You won't be fast by the end of it, and that's completely fine. The goal for week one isn't speed. It's getting your fingers onto the right keys and building the very first bit of the habit. Speed comes later, on its own, once the foundation is there.
What you need
Almost nothing: a keyboard, about ten minutes a day, and a little patience. That really is the whole list. No special software, no course to buy, no account you have to set up before you can begin.
Your first week, one day at a time
Do one of these a day, roughly ten minutes each. If a day feels good and you want to repeat it before moving on, do that — there's no prize for rushing.
Rest your fingers on a s d f and j k l ; . Feel the little bumps on F and J — that's how your hands find home without looking. Slowly type those eight letters, over and over, for about ten minutes.
Still just the home row, but now make tiny words from it: add, dad, fall, ask, lad, flask. Go slowly and get them right. Slow-and-correct beats fast-and-messy every single day this week.
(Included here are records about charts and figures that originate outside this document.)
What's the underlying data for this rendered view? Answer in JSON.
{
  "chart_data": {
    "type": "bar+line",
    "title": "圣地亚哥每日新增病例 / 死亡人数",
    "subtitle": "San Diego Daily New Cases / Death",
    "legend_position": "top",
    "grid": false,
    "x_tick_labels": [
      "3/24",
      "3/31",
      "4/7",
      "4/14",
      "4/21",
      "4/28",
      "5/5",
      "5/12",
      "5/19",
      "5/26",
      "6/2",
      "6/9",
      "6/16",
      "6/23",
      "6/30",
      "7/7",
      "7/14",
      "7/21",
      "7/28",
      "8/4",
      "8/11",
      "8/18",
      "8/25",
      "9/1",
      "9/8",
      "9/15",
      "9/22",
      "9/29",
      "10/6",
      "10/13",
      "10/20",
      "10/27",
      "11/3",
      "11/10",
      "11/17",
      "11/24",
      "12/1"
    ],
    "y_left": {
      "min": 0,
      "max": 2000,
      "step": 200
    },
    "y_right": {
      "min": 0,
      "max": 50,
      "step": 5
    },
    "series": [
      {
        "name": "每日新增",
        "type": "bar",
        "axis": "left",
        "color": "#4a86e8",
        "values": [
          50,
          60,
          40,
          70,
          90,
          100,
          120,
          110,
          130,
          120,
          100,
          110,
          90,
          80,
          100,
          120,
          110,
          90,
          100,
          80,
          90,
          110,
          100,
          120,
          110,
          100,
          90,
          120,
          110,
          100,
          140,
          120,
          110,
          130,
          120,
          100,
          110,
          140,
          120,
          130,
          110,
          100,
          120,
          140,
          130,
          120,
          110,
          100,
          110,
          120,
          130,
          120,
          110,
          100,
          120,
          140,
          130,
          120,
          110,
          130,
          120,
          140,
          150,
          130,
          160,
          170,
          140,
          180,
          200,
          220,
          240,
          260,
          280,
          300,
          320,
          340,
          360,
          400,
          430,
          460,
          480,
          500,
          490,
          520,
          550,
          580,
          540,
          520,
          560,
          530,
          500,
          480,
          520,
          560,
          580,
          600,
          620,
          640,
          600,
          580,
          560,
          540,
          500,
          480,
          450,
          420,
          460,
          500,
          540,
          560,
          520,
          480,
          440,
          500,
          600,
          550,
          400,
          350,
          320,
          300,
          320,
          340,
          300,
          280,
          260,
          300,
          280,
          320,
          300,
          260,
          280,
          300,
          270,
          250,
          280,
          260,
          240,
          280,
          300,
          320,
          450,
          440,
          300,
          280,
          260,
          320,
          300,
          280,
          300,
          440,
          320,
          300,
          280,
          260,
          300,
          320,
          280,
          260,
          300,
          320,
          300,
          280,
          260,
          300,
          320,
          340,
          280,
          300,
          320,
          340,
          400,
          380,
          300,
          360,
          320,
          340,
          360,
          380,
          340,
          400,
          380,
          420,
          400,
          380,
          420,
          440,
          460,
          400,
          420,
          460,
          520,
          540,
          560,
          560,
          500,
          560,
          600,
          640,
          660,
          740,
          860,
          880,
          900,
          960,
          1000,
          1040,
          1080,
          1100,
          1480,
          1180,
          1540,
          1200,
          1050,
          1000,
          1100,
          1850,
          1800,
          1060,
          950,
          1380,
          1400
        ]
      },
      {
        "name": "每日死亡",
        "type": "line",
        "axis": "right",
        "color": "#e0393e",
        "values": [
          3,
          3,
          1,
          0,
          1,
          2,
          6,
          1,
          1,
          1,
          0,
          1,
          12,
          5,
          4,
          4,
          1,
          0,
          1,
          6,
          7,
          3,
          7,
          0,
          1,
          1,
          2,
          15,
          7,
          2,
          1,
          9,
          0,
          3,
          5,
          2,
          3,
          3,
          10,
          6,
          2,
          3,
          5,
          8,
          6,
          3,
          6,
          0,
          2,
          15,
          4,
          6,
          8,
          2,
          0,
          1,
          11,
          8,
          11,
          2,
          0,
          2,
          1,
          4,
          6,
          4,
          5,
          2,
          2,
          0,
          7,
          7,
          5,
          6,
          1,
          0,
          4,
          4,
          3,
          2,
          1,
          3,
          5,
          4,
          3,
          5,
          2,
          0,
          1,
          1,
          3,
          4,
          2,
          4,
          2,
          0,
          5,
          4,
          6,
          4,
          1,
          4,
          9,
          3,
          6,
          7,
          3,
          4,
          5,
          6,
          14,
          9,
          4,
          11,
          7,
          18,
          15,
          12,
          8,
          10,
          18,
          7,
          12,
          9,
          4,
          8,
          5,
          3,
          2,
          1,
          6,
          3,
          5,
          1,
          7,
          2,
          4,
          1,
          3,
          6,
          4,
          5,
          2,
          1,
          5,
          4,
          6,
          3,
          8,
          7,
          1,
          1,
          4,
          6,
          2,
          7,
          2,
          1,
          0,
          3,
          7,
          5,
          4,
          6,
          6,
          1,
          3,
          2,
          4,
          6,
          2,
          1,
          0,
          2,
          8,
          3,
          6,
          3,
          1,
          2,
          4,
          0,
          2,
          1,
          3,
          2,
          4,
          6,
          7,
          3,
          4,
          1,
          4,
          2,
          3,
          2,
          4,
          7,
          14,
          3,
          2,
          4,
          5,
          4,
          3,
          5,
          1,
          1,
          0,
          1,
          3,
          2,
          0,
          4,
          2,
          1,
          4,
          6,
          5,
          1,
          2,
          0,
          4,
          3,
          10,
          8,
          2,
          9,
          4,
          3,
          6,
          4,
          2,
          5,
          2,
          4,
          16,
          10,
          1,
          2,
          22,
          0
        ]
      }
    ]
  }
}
Add q w e r t y u i o p. Practise reaching up from home and coming straight back down to the bumps. That little return trip is the habit you're really building.
Add z x c v b n m. That's the whole letter board covered — every key has now been under your fingers at least once. Keep it slow; there's no rush.
Type a few simple, real sentences. Read each word as you go. Still no chasing speed — just calm, accurate typing. This is where it starts to feel like actual writing.
Keep your eyes on the screen and your hands out of sight. It'll feel slower today, and that's exactly right — your hands are learning the board by feel instead of by looking.
Do one short timed practice, just to see where you are. Whatever the number is, don't judge it — it's simply your starting line, and from here it only goes up.
After week one
Keep going, ten minutes a day. Repeat the sentences from Day 5, keep your eyes off your hands like Day 6, and do a gentle timed run now and then like Day 7 to watch the number tick up. That's genuinely all it takes — small, regular practice, and a bit of trust that it's working even on the days it feels slow.
Everything you need for this is free. You can do the whole first week in the open practice arena, and if you'd like the keys taught to you step by step, the lessons walk through them in order — also free, with no card and nothing to buy.
So that's it: seven small days, ten quiet minutes each. You don't need talent and you don't need money — you just need to show up. Start with the home row today, and let tomorrow be Day 2.